The greatest marketing strategy ideas cannot impact on sales if they are let down by poor implementation

A burnt out car in a fieldIt is perhaps the final frontier in strategic management. For all the libraries full of books about how to make strategy, very little is written on how to implement it. There is a good reason for this - academics usually like neat, well-defined problems and implementation is quite the opposite, it's messy, multifactorial and hard to pin down.
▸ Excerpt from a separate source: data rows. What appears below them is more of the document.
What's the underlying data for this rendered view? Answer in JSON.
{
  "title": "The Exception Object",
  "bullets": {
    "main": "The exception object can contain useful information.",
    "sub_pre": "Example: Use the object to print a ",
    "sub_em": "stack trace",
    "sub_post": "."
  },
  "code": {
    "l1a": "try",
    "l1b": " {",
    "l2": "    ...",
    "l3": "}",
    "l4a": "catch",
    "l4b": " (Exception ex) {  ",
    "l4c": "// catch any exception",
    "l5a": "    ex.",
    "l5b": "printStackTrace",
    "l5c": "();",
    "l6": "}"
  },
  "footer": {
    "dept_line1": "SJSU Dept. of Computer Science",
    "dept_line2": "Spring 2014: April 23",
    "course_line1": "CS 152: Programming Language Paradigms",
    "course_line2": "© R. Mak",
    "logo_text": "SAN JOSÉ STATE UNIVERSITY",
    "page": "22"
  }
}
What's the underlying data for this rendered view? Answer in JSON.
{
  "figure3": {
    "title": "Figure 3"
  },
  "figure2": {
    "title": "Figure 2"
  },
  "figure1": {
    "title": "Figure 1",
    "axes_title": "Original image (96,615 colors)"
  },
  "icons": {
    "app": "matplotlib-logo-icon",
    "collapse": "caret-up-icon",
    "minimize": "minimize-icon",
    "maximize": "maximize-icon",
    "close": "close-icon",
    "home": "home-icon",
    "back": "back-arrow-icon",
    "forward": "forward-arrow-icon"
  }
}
However it is also very important and for this reason it is the subject of a new research project at Europe's largest business school at the Open University. The research is in its early phase, but already some useful findings are emerging.

Voltaire's famous quote - If you wish to converse with me, first define your terms - is especially important in the study of strategy implementation, since both halves of the term are open to misinterpretation. Strategy is simply a set of resource allocation decisions that are executed or not. Most management decisions are not implemented exactly as decided but there are two distinct forms of non-implementation.

The first is when the strategists knowingly change their minds in the face of new information. This results in 'incrementalism', which has its pros and cons but at least the strategists know where the resources are being spent.

More interesting is the second form, which we have labelled 'inadvertent non-implementation' or INI. This is when the strategists are blissfully ignorant that their finely-honed decisions have been fudged, ignored or subverted by the implementers. INI is very common and has a big impact on a firm's results.

The extent and importance of INI has led to a measurement fad among senior managers. This school of thought tries to improve implementation by measuring every action that flows from the strategy and correcting any inaction. If executed rigorously, this approach works to an extent but it is laborious and has its limits. To understand these, we need a small diversion into occupational psychology.

Strategists are blissfully ignorant that their finely-honed decisions have been fudged, ignored or subverted by the implementers

Modern work involves, broadly, two kinds of tasks - discretionary and non-discretionary. The latter can be observed and measured, so an employee has little choice in executing them. Discretionary tasks, by contrast, are intangible and their execution depends on the employee's commitment. Think for example of executing a sales plan. The basic task is non­discretionary and will be judged in terms of calls, details etc. Many of the component tasks, however, are discretionary. No system can measure an employee's attitude or pre-call preparation - at least not infallibly.

Measurement systems are useful but they don't cope well with discretionary tasks that tend to be critical - especially in knowledge-based industries like pharma and in 'soft' disciplines such as marketing. In short, when it comes to implementation, people can usually outsmart measurement systems. THE

The challenge is to reduce INI of discretionary tasks and the first step is to ask managers what is going on when implementation fails. Research here suggested that INI has three root causes: Communication, Culture and Motivation. INI is almost always caused by some combination of these underlying factors, so our research team decided to explore each area further.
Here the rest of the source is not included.